In fact, xylazine is typically detected only after an overdose death, when a toxicology test is conducted, or when the U.S. Drug Enforcement Agency (DEA) analyzes confiscated samples.
Thanks to specialized protocols and in-house laboratory services, Ideal Option can now test patients for xylazine which is good news for individual patients but also for the 11 states where the company operates its clinics as Ideal Option makes all of its’ testing data freely available to the public.
Even with limited testing data, the DEA has found xylazine in nearly every state and in about 25% of fentanyl powder samples, though rates vary from state to state. On the East coast, roughly 25% to 50% of the fentanyl is likely cut with xylazine. On the west coast, the percentage is lower, says Dr. Dawson, “but that could explode and eventually it could be everywhere.”
One study, conducted by Philadelphia’s health department, detected xylazine in over 90% of confiscated drug samples.
“The dealers and cartels are always evolving their product, with stronger substances and more variety, to get people more dependent on multiple types of drugs,” says Dr. Dawson.
In response, medical providers like Ideal Option are constantly evolving their treatment protocols.
“For those with dependence, it is important to come to a place like Ideal Option, which has the ability to test for xylazine and uses the most up-to-date treatment options for all substances of addiction,” says Dr. Dawson.
The reason is that different substances must be tackled with different medications.
With fentanyl, the goal is to transition to Suboxone (buprenorphine), a medication proven to suppress opioid withdrawal symptoms and cravings and considered indispensable to recovery.
Xylazine is so new that guidelines for treating long-term dependence don’t exist. The current strategy is to treat xylazine withdrawal with safer sedatives known to reduce anxiety and restlessness and medication to lower the risk of seizure.
“Withdrawal from sedatives has to be treated with other sedatives,” says Dr. Dawson.
For addiction to both drugs, the biggest hurdle is the first 24 hours, when withdrawal can be excruciating.
“The best option is to undergo medically monitored detox,” says Dr. Dawson. “A provider can prescribe more intensive withdrawal medications to essentially knock you out for the first 24 hours, to get you through the worst of it.”
In most cases it is possible to detox at home, with the help of a responsible friend or family member, but for patients dependent on both xylazine and fentanyl, Dr. Dawson recommends inpatient detox so providers can adjust medications on the fly if symptoms become unbearable.
Once a xylazine-fentanyl patient has completed detox, ongoing treatment for fentanyl addiction — ideally with Suboxone, emotional support, and any needed mental health treatment — may offer the patient enough stability to sustain recovery from both addictions. Maintaining contact with an addiction-medicine provider is critical.

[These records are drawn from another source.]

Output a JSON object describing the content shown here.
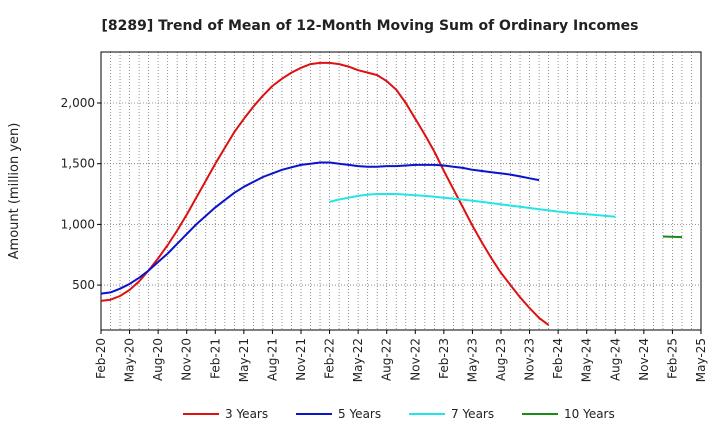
{
  "chart_data": {
    "type": "line",
    "title": "[8289]  Trend of Mean of 12-Month Moving Sum of Ordinary Incomes",
    "xlabel": "",
    "ylabel": "Amount (million yen)",
    "ylim": [
      130,
      2420
    ],
    "yticks": [
      500,
      1000,
      1500,
      2000
    ],
    "ytick_labels": [
      "500",
      "1,000",
      "1,500",
      "2,000"
    ],
    "xlim_months": [
      0,
      63
    ],
    "xtick_labels": [
      "Feb-20",
      "May-20",
      "Aug-20",
      "Nov-20",
      "Feb-21",
      "May-21",
      "Aug-21",
      "Nov-21",
      "Feb-22",
      "May-22",
      "Aug-22",
      "Nov-22",
      "Feb-23",
      "May-23",
      "Aug-23",
      "Nov-23",
      "Feb-24",
      "May-24",
      "Aug-24",
      "Nov-24",
      "Feb-25",
      "May-25"
    ],
    "grid": true,
    "legend_position": "bottom",
    "series": [
      {
        "name": "3 Years",
        "color": "#dd1111",
        "points": [
          [
            0,
            370
          ],
          [
            1,
            380
          ],
          [
            2,
            410
          ],
          [
            3,
            460
          ],
          [
            4,
            530
          ],
          [
            5,
            620
          ],
          [
            6,
            720
          ],
          [
            7,
            830
          ],
          [
            8,
            950
          ],
          [
            9,
            1080
          ],
          [
            10,
            1220
          ],
          [
            11,
            1360
          ],
          [
            12,
            1500
          ],
          [
            13,
            1630
          ],
          [
            14,
            1760
          ],
          [
            15,
            1870
          ],
          [
            16,
            1970
          ],
          [
            17,
            2060
          ],
          [
            18,
            2140
          ],
          [
            19,
            2200
          ],
          [
            20,
            2250
          ],
          [
            21,
            2290
          ],
          [
            22,
            2320
          ],
          [
            23,
            2330
          ],
          [
            24,
            2330
          ],
          [
            25,
            2320
          ],
          [
            26,
            2300
          ],
          [
            27,
            2270
          ],
          [
            28,
            2250
          ],
          [
            29,
            2230
          ],
          [
            30,
            2180
          ],
          [
            31,
            2110
          ],
          [
            32,
            2000
          ],
          [
            33,
            1870
          ],
          [
            34,
            1740
          ],
          [
            35,
            1600
          ],
          [
            36,
            1440
          ],
          [
            37,
            1290
          ],
          [
            38,
            1140
          ],
          [
            39,
            990
          ],
          [
            40,
            850
          ],
          [
            41,
            720
          ],
          [
            42,
            600
          ],
          [
            43,
            500
          ],
          [
            44,
            400
          ],
          [
            45,
            310
          ],
          [
            46,
            230
          ],
          [
            47,
            170
          ]
        ]
      },
      {
        "name": "5 Years",
        "color": "#0a14cc",
        "points": [
          [
            0,
            430
          ],
          [
            1,
            440
          ],
          [
            2,
            470
          ],
          [
            3,
            510
          ],
          [
            4,
            560
          ],
          [
            5,
            620
          ],
          [
            6,
            690
          ],
          [
            7,
            760
          ],
          [
            8,
            840
          ],
          [
            9,
            920
          ],
          [
            10,
            1000
          ],
          [
            11,
            1070
          ],
          [
            12,
            1140
          ],
          [
            13,
            1200
          ],
          [
            14,
            1260
          ],
          [
            15,
            1310
          ],
          [
            16,
            1350
          ],
          [
            17,
            1390
          ],
          [
            18,
            1420
          ],
          [
            19,
            1450
          ],
          [
            20,
            1470
          ],
          [
            21,
            1490
          ],
          [
            22,
            1500
          ],
          [
            23,
            1510
          ],
          [
            24,
            1510
          ],
          [
            25,
            1500
          ],
          [
            26,
            1490
          ],
          [
            27,
            1480
          ],
          [
            28,
            1475
          ],
          [
            29,
            1475
          ],
          [
            30,
            1480
          ],
          [
            31,
            1480
          ],
          [
            32,
            1485
          ],
          [
            33,
            1490
          ],
          [
            34,
            1490
          ],
          [
            35,
            1490
          ],
          [
            36,
            1485
          ],
          [
            37,
            1475
          ],
          [
            38,
            1465
          ],
          [
            39,
            1450
          ],
          [
            40,
            1440
          ],
          [
            41,
            1430
          ],
          [
            42,
            1420
          ],
          [
            43,
            1410
          ],
          [
            44,
            1395
          ],
          [
            45,
            1380
          ],
          [
            46,
            1365
          ]
        ]
      },
      {
        "name": "7 Years",
        "color": "#22e5e5",
        "points": [
          [
            24,
            1185
          ],
          [
            25,
            1205
          ],
          [
            26,
            1220
          ],
          [
            27,
            1235
          ],
          [
            28,
            1245
          ],
          [
            29,
            1250
          ],
          [
            30,
            1250
          ],
          [
            31,
            1250
          ],
          [
            32,
            1245
          ],
          [
            33,
            1240
          ],
          [
            34,
            1235
          ],
          [
            35,
            1228
          ],
          [
            36,
            1220
          ],
          [
            37,
            1212
          ],
          [
            38,
            1204
          ],
          [
            39,
            1195
          ],
          [
            40,
            1185
          ],
          [
            41,
            1175
          ],
          [
            42,
            1165
          ],
          [
            43,
            1155
          ],
          [
            44,
            1145
          ],
          [
            45,
            1135
          ],
          [
            46,
            1125
          ],
          [
            47,
            1115
          ],
          [
            48,
            1105
          ],
          [
            49,
            1097
          ],
          [
            50,
            1090
          ],
          [
            51,
            1083
          ],
          [
            52,
            1077
          ],
          [
            53,
            1070
          ],
          [
            54,
            1063
          ]
        ]
      },
      {
        "name": "10 Years",
        "color": "#1a8a1a",
        "points": [
          [
            59,
            900
          ],
          [
            61,
            895
          ]
        ]
      }
    ]
  }
}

Though xylazine has seemingly come out of nowhere, the drug has been around since the 1960s. Developed for veterinary procedures, xylazine is used for anesthesia and pain relief in large animals, such as horses, cattle, and sheep.
The drug was never approved by the FDA for use in humans because early trials found it caused severe sedation and depression of the central nervous system.
Xylazine began creeping into the illegal drug supply in the early 2000s and swept Philadelphia between 2016 and 2019. During the pandemic, xylazine became more prevalent as a cheap way to extend the high from fentanyl.
For years, xylazine was not on the radar of law enforcement because it has not been classified as a controlled substance. However, the current crisis is sparking new state laws governing xylazine.
Today, xylazine is poised to become a nationwide emergency, compounding the one we already have.
“I’m definitely worried,” says Dr. Dawson. “Xylazine is going to make it more complicated for patients to get off of fentanyl.”